Alive in Him Before You Feel It

On Second Thought

There is a quiet tension many believers carry without realizing it. We affirm that Christ died for us, yet we often live as though we are still bound to what He died to free us from. When I read Epistle to the Romans 6:4–11, I am confronted with a truth that is not merely theological, but transformational: “Therefore we are buried with Him by baptism into death… that like as Christ was raised up from the dead… even so we also should walk in newness of life.” The apostle Paul is not describing a future hope alone; he is defining a present reality. The Christian life is not simply about forgiveness—it is about participation.

The doctrine introduced here is what theologians call identification.
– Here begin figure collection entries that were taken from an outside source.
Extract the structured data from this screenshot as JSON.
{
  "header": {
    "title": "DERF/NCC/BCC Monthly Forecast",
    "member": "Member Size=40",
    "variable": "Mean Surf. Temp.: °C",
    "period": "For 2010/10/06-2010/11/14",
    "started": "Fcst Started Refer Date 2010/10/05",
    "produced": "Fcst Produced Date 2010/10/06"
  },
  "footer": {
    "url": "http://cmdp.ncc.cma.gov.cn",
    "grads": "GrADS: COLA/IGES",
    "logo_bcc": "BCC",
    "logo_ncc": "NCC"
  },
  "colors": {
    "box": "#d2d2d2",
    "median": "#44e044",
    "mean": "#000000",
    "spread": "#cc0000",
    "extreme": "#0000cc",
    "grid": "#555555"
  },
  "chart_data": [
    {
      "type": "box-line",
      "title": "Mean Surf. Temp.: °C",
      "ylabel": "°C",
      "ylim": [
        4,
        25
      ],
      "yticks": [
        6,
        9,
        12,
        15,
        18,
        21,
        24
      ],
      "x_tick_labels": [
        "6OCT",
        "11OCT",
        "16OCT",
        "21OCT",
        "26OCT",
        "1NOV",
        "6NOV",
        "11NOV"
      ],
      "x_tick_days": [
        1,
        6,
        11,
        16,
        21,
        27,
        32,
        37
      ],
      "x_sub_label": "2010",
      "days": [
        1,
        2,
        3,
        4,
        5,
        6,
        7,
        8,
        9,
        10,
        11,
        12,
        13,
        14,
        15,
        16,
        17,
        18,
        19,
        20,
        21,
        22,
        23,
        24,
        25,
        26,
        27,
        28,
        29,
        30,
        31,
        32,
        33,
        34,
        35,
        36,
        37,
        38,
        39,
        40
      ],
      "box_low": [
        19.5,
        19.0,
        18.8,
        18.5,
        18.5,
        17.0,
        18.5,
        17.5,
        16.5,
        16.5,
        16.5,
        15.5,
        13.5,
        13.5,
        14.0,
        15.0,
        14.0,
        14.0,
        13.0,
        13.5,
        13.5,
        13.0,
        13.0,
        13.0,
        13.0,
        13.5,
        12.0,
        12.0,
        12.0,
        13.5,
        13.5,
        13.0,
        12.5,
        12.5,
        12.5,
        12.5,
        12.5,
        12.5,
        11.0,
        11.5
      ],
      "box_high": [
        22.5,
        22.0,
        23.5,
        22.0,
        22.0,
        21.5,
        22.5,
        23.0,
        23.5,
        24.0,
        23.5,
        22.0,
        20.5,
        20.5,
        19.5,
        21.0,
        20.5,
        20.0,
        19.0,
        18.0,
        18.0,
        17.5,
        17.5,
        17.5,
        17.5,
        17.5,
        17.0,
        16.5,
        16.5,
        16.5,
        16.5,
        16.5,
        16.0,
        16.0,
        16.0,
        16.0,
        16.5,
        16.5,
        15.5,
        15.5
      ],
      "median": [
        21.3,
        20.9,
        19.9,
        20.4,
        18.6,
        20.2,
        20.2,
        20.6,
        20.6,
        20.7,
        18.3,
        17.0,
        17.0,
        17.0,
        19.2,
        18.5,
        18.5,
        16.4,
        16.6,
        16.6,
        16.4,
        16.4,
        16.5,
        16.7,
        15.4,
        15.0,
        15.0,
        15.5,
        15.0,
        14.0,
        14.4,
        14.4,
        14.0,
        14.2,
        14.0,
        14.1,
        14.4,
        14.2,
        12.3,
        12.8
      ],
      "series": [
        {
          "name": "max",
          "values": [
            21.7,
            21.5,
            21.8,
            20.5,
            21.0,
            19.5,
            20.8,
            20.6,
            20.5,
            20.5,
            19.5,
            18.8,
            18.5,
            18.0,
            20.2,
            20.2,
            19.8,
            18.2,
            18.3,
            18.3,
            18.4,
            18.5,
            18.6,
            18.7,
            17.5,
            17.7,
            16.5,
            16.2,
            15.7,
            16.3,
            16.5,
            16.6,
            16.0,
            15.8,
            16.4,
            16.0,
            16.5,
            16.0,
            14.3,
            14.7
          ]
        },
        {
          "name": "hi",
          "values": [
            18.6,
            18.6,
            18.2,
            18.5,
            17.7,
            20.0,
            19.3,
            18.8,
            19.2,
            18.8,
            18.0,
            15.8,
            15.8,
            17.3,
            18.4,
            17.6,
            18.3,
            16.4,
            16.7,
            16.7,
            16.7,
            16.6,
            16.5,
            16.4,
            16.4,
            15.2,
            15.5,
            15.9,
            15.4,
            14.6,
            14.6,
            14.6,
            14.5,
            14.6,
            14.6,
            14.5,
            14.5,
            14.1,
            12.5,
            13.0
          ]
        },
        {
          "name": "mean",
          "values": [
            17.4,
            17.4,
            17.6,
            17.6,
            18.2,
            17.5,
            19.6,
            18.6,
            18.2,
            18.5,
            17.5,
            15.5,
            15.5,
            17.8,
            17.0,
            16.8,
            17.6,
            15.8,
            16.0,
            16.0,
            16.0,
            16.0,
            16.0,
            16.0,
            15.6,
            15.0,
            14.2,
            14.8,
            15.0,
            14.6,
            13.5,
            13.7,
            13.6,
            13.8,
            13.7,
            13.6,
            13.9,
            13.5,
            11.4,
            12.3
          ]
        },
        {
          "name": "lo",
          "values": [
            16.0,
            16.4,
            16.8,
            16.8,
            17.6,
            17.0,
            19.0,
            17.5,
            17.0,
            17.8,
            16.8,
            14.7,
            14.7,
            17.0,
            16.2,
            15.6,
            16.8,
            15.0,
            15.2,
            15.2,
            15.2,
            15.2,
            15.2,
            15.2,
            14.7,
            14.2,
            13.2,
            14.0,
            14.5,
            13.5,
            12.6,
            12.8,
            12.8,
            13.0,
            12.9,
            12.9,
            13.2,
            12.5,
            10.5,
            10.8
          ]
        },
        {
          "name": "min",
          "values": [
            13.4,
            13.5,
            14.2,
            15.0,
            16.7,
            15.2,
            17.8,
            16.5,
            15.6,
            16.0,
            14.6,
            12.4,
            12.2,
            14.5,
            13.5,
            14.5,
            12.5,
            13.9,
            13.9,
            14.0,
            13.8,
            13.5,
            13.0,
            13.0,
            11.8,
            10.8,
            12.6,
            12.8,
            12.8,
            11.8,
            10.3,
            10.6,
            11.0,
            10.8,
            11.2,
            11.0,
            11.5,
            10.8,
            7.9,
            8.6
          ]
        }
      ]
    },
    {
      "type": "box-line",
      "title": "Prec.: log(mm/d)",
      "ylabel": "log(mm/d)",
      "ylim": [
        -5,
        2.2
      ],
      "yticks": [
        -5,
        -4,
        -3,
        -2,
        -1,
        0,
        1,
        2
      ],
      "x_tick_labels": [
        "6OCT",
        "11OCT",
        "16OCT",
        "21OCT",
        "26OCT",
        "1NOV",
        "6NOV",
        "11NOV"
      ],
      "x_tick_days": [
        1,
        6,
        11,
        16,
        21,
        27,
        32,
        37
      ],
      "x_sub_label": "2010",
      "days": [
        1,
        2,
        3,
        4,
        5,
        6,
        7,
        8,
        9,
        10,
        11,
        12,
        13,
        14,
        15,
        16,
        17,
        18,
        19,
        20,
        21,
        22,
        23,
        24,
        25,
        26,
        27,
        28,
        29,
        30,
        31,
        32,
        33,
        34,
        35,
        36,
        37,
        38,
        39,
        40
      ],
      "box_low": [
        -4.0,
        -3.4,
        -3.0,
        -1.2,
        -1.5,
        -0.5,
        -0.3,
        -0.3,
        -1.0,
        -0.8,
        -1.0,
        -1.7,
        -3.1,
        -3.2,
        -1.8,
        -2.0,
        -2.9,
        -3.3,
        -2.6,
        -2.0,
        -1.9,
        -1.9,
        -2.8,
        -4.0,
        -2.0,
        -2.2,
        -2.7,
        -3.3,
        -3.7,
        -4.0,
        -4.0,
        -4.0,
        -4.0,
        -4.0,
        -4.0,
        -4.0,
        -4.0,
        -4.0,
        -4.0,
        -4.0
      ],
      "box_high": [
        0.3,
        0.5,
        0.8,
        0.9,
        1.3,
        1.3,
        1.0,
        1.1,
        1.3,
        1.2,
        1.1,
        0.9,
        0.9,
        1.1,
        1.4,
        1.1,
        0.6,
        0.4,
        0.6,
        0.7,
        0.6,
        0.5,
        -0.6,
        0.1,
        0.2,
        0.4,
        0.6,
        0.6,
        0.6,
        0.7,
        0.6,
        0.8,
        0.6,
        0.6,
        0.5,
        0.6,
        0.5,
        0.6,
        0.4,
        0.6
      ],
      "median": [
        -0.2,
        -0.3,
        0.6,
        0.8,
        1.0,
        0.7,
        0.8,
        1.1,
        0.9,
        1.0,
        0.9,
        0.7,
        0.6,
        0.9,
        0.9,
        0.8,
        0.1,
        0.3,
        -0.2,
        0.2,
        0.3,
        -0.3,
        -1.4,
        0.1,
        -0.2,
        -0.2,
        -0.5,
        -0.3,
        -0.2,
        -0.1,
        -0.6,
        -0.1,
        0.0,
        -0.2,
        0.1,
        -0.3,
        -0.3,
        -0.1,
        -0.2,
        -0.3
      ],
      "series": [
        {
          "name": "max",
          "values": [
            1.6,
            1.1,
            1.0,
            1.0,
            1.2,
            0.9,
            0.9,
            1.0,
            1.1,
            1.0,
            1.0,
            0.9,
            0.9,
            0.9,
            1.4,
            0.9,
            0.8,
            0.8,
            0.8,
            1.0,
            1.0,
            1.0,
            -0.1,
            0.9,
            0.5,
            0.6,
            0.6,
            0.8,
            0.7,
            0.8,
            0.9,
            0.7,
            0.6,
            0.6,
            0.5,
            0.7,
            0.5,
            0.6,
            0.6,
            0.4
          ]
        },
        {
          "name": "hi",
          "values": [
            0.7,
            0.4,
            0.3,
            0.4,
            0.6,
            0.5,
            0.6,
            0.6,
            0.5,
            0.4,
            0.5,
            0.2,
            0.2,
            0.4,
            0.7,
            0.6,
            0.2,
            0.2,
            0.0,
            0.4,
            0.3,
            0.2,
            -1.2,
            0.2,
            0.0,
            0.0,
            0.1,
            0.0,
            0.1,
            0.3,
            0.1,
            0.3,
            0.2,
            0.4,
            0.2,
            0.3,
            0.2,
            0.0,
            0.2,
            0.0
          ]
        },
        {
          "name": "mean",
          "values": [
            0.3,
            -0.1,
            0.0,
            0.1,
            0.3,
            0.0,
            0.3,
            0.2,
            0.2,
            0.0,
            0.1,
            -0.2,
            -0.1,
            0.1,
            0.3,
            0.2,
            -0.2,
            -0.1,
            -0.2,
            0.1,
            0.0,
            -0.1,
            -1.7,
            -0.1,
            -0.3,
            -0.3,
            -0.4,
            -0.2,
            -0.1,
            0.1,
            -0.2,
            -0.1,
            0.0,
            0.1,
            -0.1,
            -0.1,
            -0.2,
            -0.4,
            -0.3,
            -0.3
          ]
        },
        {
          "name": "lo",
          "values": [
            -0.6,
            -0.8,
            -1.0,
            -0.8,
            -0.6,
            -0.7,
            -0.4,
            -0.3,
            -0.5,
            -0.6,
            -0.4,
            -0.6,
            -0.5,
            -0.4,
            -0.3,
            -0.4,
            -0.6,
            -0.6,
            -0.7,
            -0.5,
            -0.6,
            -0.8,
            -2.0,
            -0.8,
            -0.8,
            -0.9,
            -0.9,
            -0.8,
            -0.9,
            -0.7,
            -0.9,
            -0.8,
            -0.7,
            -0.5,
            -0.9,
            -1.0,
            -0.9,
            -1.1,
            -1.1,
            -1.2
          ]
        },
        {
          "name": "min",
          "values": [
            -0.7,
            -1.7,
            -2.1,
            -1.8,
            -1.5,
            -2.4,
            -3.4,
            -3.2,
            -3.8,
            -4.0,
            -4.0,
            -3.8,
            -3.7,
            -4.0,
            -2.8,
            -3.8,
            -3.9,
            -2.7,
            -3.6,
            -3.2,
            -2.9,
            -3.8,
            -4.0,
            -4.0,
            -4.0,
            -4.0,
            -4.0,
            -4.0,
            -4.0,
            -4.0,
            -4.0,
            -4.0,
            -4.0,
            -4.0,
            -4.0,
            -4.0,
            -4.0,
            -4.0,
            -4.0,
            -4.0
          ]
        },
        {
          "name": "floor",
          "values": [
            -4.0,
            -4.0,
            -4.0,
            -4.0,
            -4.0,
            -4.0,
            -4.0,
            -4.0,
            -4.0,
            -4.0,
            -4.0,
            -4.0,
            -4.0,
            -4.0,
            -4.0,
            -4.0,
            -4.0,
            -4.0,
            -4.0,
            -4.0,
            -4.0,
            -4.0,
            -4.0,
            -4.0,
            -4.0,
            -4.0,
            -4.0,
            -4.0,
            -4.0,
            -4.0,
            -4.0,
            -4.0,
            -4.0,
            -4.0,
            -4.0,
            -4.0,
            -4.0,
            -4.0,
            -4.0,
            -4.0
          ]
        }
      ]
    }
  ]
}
In the Greek, Paul uses the language of union—syn (with) Christ. This means that when Jesus died, God counted our old nature as having died with Him. When He was buried, our former life was buried. When He rose, we rose into something entirely new. This is not symbolic language meant to inspire; it is declarative truth meant to be believed. Paul later writes, “Likewise reckon ye also yourselves to be dead indeed unto sin, but alive unto God through Jesus Christ our Lord” (Romans 6:11). The word “reckon” (logizomai) is an accounting term—it means to count something as true because it has already been established.

What challenges me is how often I wait to feel this reality before I believe it. Yet Scripture reverses that order. I am not called to feel alive in Christ and then believe it—I am called to believe it so that I may live it. This is where the sufficiency of Christ becomes not just doctrine, but daily practice. If His work is complete, then my identity is settled. If my identity is settled, then my struggle is no longer about becoming something new, but about walking in what has already been accomplished. As one commentator insightfully observed, “The secret of holy living is not imitation, but identification.”

This brings us into the heart of our weekly focus—seeing the Jesus no one expected. In Gospel of Luke 19:28–44, Jesus enters Jerusalem not as a conqueror on a warhorse, but as a servant on a donkey. The crowd could not reconcile what they saw with what they expected. Yet in that moment, Jesus was revealing the very nature of His kingdom. Victory would come through surrender. Life would come through death. Authority would be established through sacrifice. The same paradox applies to us. We become “more than conquerors” not by striving harder, but by surrendering deeper into what Christ has already done.

Paul declares in Romans 8:37, “In all these things we are more than conquerors through Him who loved us.” The phrase “more than conquerors” comes from the Greek hypernikaō—to overwhelmingly prevail, to surpass victory. Notice that this victory is not achieved through effort, but through relationship—“through Him who loved us.” The sufficiency of Christ means that nothing needs to be added to His work. The only thing required is that we align ourselves with it by faith.

This shifts how I approach my daily walk. Instead of asking, “How do I overcome this?” I begin to ask, “How do I stand in what Christ has already overcome?” Instead of striving to defeat sin, I begin to recognize that its authority has already been broken. Instead of chasing transformation, I begin to live from it. This does not eliminate struggle, but it reframes it. I am no longer fighting for victory; I am fighting from victory. That is a significant difference.

Yet here is where many of us hesitate. We understand justification—we are declared righteous—but we struggle with participation—we are called to live as those who have been raised. It feels too bold, too complete, almost too good to be true. But this is the nature of grace. It does not merely improve us; it redefines us. The resurrection of Jesus was not just proof that He is alive; it is proof that we are included in His life. As Paul writes in Ephesians 2:6, we have been “raised up together, and made to sit together in heavenly places in Christ Jesus.”

On Second Thought

Here is the paradox that may unsettle us if we sit with it long enough: the greatest obstacle to living the Christian life may not be our weakness, but our unwillingness to accept how complete Christ’s work already is. We often assume that growth requires gradual earning, that maturity comes through accumulating spiritual achievements. But what if the deeper truth is that growth comes from surrendering our need to add anything at all? What if the very thing we keep trying to build has already been given?

We admire effort because it feels measurable. We trust process because it feels controllable. But the gospel invites us into something far less manageable—dependence. To say that I am crucified with Christ and raised with Him means that I no longer define myself by what I can produce, but by what He has accomplished. That is both freeing and unsettling. It removes pride, but it also removes excuses. If I am already alive in Him, then the question is no longer whether I can live differently, but whether I will believe differently.

And perhaps this is why Jesus entered Jerusalem the way He did. Not to meet expectations, but to dismantle them. Not to affirm human assumptions about power, but to redefine them entirely. In the same way, He meets us not where we expect Him to, but where we most need Him to be. And often, that place is not at the end of our effort, but at the beginning of our surrender.